Social Distancing Versus Physical Distancing | Part 2 | CLS

Social Distancing Versus Physical Distancing: Part II

The first blog in this two-part series attempted to do two things:

  1. Distinguish social distance from physical distance:
    1. Physical distance at this juncture in our lives is a necessary and unavoidable mandate.
    2. Given that given we need to minimize social distance by whatever means necessary and enhance the quality of our connections with the people that matter to us most.
  2. In organizations, leaders are the drivers of that connectivity. In that regard, they need to:
    1. Overcommunicate with the members of their teams in particular.
    2. Listen like they’ve never listened before!
    3. Take action to facilitate multidirectional communication and connectivity between others.

Let’s do a bit of a deep dive into the whole notion of overcommunication. For our purposes, consider the following definition:

Overcommunication: Initiating increased and ongoing opportunities for others to provide insight into their circumstances, while ensuring each is aware of the value they bring to our team

First and foremost, overcommunication is a thoughtful and highly intentional endeavor … especially now! You aren’t “checking a box” or “going through the motions” because, if you do, that’s exactly what you’re going to get in return:

  • “Hey … just checking in … you good?”
  • “Yep … all good, thanks.

Keeping our two-pronged definition in mind, consider there are quick-hitting, impulsive prompts you can proactively develop, then put in motion with others (by phone, text or chat), that have a strong probability of getting you the kind of personalized insight you seek:

  • “Tell me three things that are on your mind right now in order of priority.”
    • “What in particular is going on with that?”
    • “How is that impacting you?”
    • “What else?”
  • “What has surprised you most in the last week?”
    • “What effect has that had on you?”
    • “What effect has it had on other members of your family?”
    • “How do you see this challenge getting resolved?”
  • “If you were managing this team in the middle of this mess, what would you be doing differently?”
    • “What else?”
  • “Tell me something positive you feel will eventually come out of all this?”
    • “What else?”

There is also sincere and specific attention you can document in a more formalized manner regarding the value a member of your team brings to the feast. Consider an intermittent, hand-written note delivered to an associate’s home for two reasons:

  1. For the foreseeable future, we know that’s exactly where they are going to be!
  2. There is something about the walk to the mailbox and the opening of the envelope that makes these kinds of antiquated communications feel like opening a present … which (by the way) is precisely the point!
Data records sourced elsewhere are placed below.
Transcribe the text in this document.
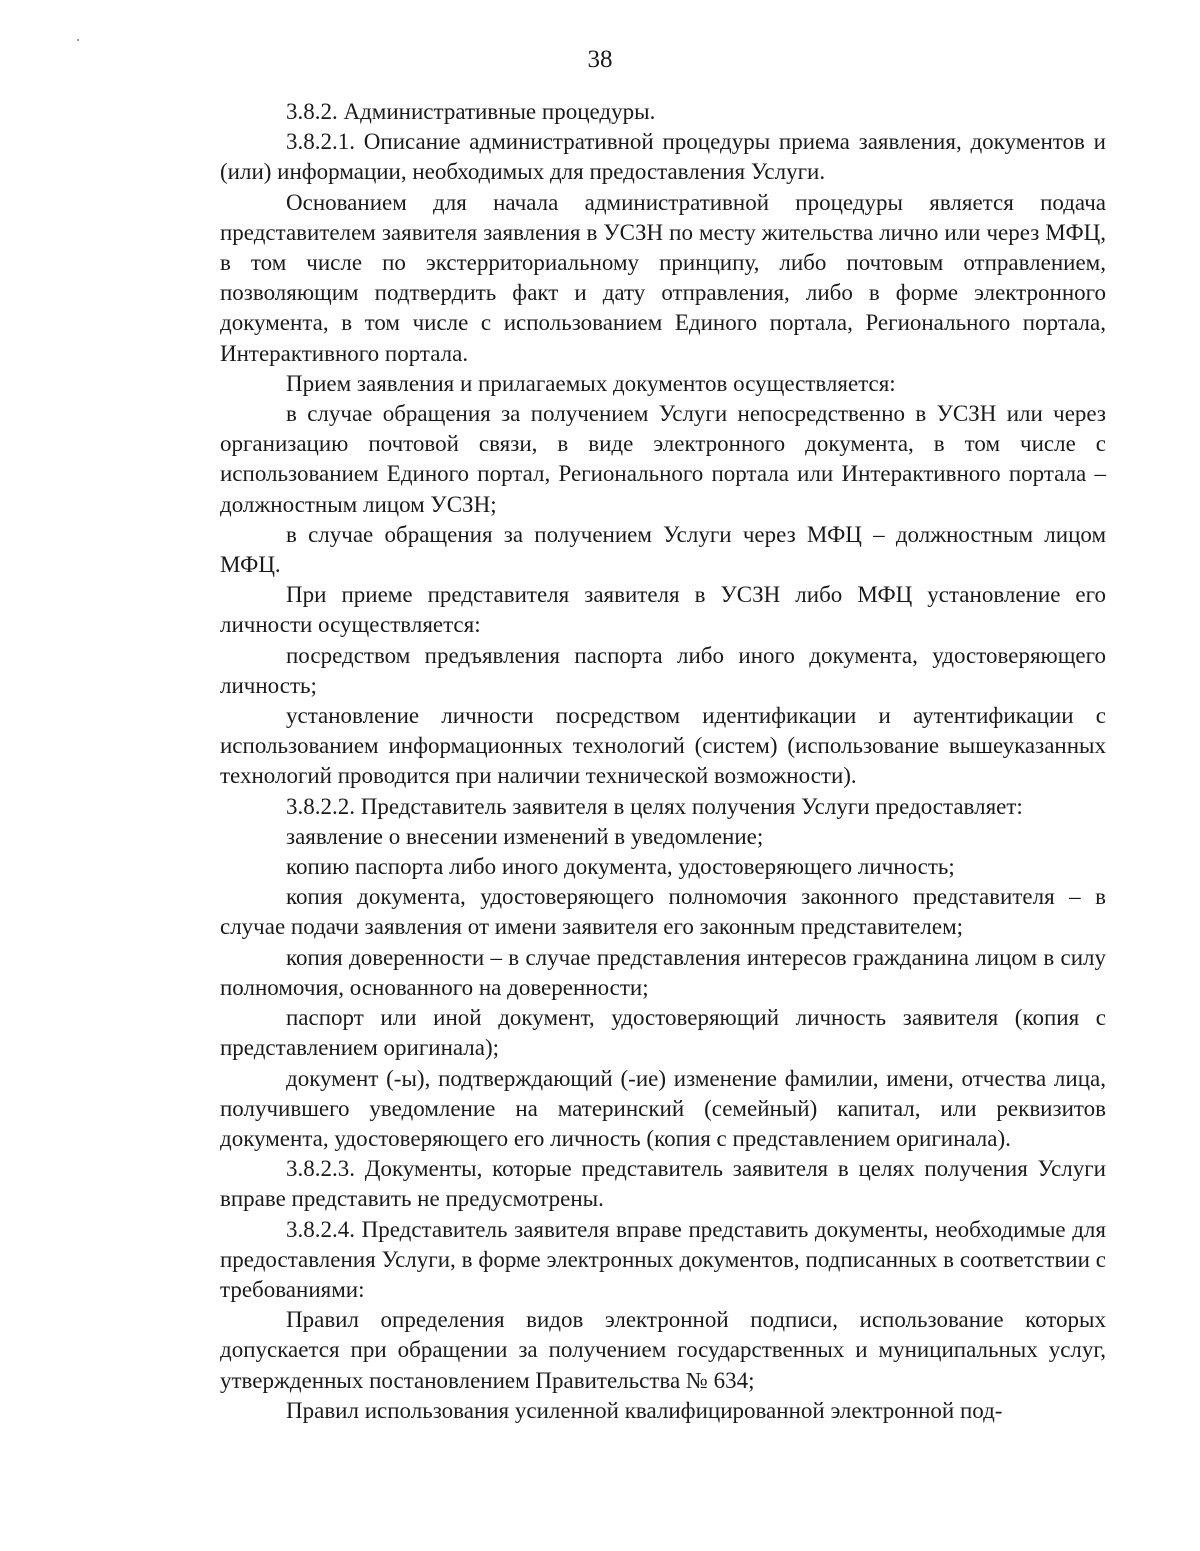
38

3.8.2. Административные процедуры.

3.8.2.1. Описание административной процедуры приема заявления, документов и (или) информации, необходимых для предоставления Услуги.

Основанием для начала административной процедуры является подача представителем заявителя заявления в УСЗН по месту жительства лично или через МФЦ, в том числе по экстерриториальному принципу, либо почтовым отправлением, позволяющим подтвердить факт и дату отправления, либо в форме электронного документа, в том числе с использованием Единого портала, Регионального портала, Интерактивного портала.

Прием заявления и прилагаемых документов осуществляется:

в случае обращения за получением Услуги непосредственно в УСЗН или через организацию почтовой связи, в виде электронного документа, в том числе с использованием Единого портал, Регионального портала или Интерактивного портала – должностным лицом УСЗН;

в случае обращения за получением Услуги через МФЦ – должностным лицом МФЦ.

При приеме представителя заявителя в УСЗН либо МФЦ установление его личности осуществляется:

посредством предъявления паспорта либо иного документа, удостоверяющего личность;

установление личности посредством идентификации и аутентификации с использованием информационных технологий (систем) (использование вышеуказанных технологий проводится при наличии технической возможности).

3.8.2.2. Представитель заявителя в целях получения Услуги предоставляет:

заявление о внесении изменений в уведомление;

копию паспорта либо иного документа, удостоверяющего личность;

копия документа, удостоверяющего полномочия законного представителя – в случае подачи заявления от имени заявителя его законным представителем;

копия доверенности – в случае представления интересов гражданина лицом в силу полномочия, основанного на доверенности;

паспорт или иной документ, удостоверяющий личность заявителя (копия с представлением оригинала);

документ (-ы), подтверждающий (-ие) изменение фамилии, имени, отчества лица, получившего уведомление на материнский (семейный) капитал, или реквизитов документа, удостоверяющего его личность (копия с представлением оригинала).

3.8.2.3. Документы, которые представитель заявителя в целях получения Услуги вправе представить не предусмотрены.

3.8.2.4. Представитель заявителя вправе представить документы, необходимые для предоставления Услуги, в форме электронных документов, подписанных в соответствии с требованиями:

Правил определения видов электронной подписи, использование которых допускается при обращении за получением государственных и муниципальных услуг, утвержденных постановлением Правительства № 634;

Правил использования усиленной квалифицированной электронной под-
I just wanted to send you a quick note and document what an honor it is to work with you. I’m not even sure you are aware of the calming effect you have on me and others on the team as we work our way through all this uncertainty. Your impact and value in that regard were on active display during our virtual huddle-up this morning. Sincere thanks.

At this juncture, if you find yourself saying something like: “Good managers already do this sort of thing … and have been forever,” you will get no argument from me!

But, right now, for all the reasons you are already so well aware of, simple strategies like overcommunicating and listening can make all the difference in the world! Stay safe! Take some action! Hang in!


  1. Draft three or four quick-hitting, impulsive prompts you can use with your team to get them talking.
    1. Send or use in texts, chats or impromptu calls this week.
  2. Send a personalized note to a member of your team highlighting their talents, contributions and overall value.